A terceira parte do Colosso – a viagem, agora em exposição, revela a última parte da criação de Maia, em que Antes (2023) se transforma num enorme local arqueológico, com a exposição de um decalque da imagem aumentada de um esqueleto, sem os respetivos ossos, apenas um formato dessa figura no material, destacando-se o relevo dessa construção na vertical. Este colosso vai tapar o espaço onde anteriormente estariam muitas das obras em exibição, deixando apenas ao espetador a possibilidade de espreitar, encaixando a cara a centímetros do crânio em profundidade que imita a forma de vestígios humanos, a transversal Blastogénese (2020) de Serra, a cara que emerge de um ovo como figura de consciência. Esta cabeça que já esteve à vista pintada de preto e agora se esconde pintada de branco, quase desaparece. A SantoSilva cabe a expansão do chão em cera pelo corredor, conquistando depois degraus, mantendo a figura de cera de fundo.
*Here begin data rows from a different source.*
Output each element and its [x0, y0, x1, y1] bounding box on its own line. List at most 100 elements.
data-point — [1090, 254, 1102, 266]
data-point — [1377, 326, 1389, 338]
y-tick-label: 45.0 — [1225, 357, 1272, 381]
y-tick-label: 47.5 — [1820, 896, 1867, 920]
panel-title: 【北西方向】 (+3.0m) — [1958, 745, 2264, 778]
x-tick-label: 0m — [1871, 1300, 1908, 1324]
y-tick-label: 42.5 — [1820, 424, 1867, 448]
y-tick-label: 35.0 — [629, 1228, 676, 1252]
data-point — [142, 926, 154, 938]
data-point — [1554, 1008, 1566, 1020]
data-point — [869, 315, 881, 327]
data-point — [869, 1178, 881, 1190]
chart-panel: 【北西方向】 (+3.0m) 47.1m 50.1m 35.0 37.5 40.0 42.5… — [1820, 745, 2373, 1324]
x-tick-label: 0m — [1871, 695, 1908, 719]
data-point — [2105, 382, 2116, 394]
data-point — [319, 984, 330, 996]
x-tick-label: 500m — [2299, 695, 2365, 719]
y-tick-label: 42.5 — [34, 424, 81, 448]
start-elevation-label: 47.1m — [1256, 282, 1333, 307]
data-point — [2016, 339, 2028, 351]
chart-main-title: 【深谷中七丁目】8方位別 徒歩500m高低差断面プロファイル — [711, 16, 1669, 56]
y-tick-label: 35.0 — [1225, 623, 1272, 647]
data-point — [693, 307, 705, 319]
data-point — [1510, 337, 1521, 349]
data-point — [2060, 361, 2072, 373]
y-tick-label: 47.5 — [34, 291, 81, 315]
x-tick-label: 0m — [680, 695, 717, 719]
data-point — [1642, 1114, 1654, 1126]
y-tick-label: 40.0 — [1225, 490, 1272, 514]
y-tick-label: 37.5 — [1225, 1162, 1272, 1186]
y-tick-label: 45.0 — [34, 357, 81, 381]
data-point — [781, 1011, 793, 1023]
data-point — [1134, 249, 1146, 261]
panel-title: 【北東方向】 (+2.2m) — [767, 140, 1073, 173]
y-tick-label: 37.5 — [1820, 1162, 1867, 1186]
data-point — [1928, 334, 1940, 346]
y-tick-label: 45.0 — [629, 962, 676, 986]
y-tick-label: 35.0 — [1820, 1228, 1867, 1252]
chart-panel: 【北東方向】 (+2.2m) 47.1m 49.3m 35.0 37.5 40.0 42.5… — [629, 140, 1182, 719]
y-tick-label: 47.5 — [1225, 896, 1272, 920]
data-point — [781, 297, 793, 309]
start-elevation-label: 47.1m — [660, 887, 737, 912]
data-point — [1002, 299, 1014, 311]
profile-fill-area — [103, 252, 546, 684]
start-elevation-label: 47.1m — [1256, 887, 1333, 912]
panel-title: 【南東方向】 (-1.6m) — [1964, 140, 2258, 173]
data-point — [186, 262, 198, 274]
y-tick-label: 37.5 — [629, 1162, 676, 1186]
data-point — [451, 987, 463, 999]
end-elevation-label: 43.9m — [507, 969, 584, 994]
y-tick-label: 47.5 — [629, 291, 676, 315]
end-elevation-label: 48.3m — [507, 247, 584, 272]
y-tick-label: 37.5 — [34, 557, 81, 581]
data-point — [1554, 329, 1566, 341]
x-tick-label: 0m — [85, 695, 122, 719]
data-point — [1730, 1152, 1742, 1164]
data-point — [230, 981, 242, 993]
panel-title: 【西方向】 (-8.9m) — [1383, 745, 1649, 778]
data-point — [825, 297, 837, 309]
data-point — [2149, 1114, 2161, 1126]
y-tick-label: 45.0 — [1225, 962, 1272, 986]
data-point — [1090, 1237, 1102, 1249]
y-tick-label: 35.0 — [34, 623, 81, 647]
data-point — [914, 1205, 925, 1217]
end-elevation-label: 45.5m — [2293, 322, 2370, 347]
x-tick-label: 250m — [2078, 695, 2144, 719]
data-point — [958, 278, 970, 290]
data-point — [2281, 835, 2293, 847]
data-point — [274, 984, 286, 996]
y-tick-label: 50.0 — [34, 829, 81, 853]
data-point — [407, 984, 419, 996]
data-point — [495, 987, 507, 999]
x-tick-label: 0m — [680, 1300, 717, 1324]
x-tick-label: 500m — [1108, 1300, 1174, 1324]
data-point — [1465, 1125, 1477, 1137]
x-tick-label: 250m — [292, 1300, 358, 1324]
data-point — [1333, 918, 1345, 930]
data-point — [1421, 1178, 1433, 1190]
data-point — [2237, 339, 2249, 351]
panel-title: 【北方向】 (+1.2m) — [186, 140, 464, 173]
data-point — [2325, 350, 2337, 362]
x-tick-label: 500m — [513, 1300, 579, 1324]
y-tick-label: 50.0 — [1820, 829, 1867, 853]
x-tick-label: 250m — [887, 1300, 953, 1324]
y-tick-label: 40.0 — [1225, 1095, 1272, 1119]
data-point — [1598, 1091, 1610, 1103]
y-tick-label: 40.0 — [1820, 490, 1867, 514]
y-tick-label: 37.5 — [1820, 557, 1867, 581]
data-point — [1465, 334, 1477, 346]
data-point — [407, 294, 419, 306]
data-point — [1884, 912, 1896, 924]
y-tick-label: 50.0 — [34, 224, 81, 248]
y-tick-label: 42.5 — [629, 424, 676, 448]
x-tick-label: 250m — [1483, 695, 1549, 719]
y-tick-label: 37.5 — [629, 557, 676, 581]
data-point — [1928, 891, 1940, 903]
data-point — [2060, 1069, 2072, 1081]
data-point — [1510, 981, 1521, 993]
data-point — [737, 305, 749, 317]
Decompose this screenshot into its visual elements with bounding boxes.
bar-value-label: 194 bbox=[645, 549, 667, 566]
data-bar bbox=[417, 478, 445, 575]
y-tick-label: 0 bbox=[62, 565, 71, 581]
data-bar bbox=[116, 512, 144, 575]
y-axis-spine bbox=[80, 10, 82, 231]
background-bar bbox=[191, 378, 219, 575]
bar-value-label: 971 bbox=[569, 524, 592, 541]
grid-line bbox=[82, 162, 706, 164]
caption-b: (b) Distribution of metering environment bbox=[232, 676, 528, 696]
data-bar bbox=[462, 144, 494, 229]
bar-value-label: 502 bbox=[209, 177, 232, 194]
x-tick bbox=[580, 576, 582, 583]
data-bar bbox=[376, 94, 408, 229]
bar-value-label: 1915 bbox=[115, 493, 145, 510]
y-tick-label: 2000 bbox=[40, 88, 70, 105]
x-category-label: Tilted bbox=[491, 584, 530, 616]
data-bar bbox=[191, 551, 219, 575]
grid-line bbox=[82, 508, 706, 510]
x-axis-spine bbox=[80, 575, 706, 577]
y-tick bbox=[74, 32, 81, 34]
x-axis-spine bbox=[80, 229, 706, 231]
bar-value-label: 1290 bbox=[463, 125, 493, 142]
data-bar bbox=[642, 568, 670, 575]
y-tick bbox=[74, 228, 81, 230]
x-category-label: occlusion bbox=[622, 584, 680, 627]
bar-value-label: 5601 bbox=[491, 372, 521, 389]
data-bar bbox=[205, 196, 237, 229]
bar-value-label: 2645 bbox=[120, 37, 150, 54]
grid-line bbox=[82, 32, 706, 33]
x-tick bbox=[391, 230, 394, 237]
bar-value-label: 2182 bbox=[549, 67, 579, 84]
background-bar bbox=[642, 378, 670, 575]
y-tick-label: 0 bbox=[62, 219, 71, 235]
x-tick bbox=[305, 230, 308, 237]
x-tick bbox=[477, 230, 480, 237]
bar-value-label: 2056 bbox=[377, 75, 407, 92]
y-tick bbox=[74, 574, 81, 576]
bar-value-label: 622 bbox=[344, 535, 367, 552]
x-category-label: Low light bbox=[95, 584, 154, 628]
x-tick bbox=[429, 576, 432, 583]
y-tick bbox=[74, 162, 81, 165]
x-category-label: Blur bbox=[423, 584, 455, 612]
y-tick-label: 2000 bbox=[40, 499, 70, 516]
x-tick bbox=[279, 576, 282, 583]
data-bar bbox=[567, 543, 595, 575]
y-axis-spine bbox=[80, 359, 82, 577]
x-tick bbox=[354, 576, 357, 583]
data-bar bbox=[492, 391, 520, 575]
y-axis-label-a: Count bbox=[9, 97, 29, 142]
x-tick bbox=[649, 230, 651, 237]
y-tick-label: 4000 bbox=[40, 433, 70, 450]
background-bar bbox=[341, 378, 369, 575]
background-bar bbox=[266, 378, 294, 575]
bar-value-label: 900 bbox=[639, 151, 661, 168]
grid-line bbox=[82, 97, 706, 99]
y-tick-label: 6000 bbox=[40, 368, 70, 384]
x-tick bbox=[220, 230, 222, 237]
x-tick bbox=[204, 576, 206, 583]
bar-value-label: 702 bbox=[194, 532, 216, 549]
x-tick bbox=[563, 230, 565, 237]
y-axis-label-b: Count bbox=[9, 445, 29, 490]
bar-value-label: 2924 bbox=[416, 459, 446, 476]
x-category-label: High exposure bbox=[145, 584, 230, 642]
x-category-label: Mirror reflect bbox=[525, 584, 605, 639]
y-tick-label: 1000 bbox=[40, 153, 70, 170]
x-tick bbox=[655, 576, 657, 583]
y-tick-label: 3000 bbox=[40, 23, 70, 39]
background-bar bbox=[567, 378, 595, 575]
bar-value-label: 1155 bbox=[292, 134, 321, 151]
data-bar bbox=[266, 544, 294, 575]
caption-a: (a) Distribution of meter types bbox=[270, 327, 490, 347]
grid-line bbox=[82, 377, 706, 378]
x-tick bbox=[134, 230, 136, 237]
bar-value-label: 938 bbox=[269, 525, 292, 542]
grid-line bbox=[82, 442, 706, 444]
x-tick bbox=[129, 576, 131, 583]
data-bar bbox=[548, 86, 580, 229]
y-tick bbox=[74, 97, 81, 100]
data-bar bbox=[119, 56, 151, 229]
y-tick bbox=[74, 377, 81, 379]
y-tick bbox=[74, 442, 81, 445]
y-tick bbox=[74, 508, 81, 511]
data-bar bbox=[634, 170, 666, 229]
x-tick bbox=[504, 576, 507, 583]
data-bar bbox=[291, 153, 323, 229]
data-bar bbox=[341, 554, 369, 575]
Mas a que temas devemos este contínuo narrativo de diversos materiais, autorias e cronologias, afinal? O que os une parecem ser as reflexões sobre antiguidade histórica, origens, criação e consciência. Vejamos.
Podemos considerar a construção progressiva de um espaço arqueológico por Tomás Maia a recuperação dos primeiros vestígios da Humanidade na Pré-História. Aqui não há espaço para a escrita, para o conceito, para a divagação ou para o etéreo. Da terra vai-se formando a figura essencial do Antropoceno: o corpo humano. A sua posição espacial primeiro insignificante, passível de ser pisada, um traço no chão, depois um pequeno monte ainda irrisório vira obstáculo ao que seria, à partida, a continuação da exposição, num espaço já de si tão pequeno que não se pode dar ao luxo de ser cortado a metade. Mas é.
Do outro lado do corpo espreita esta cabeça, criação de Rui Serra que brota como consciência, que nos interroga sobre as origens da moral e da razão. A escultura figurativa do intelecto é feita em traços duros que lembram bustos romanos, sobretudo quando pintada a branco, apesar de em linhas mais simples; ou não fora na Antiguidade Clássica que emergem os primeiros grandes filósofos, teorizando sobre a natureza do humano, do emotivo, da organização social e das potencialidades do racional. Ela é representativa da abstração, da lógica, da criação, da cultura material que desde há muito vem sendo considerada a característica principal da humanidade e que a distingue dos animais.
Brota desta Blastogénese (2020), da ideia de um ser em gestação em direção a um percurso de consciência, a religião para que nos direciona SantoSilva. Perante uma exposição com luz baixa entre paredes pretas, o íntimo, o sagrado e o murmúrio estão presentes nesse símbolo que é a cera de vela, ligada às cerimónias religiosas cristãs, a um tempo longe da modernidade com eletricidade, à medievalidade se formos cinematográficos. Essa vela que traz o silêncio, a semiobscuridade, a solidão, o sussurro parece ser um prolongamento natural das interrogações filosóficas de Maia e Serra. Além dos enterros cerimoniais, das capacidades de raciocínio, uma das grandes características do Homem é a busca de explicação para os fenómenos que o ultrapassam, a capacidade de fé, a busca de algo maior que ele próprio, de uma omnisciência que o apadrinhe. SantoSilva cria-nos esse caminho para que o exploremos.
A exposição Colosso – a viagem, o último dos seus núcleos, está em exibição até ao dia 20 de janeiro, na Brotéria. Uma conversa entre os artistas e os curadores do espaço sairá em podcast em breve.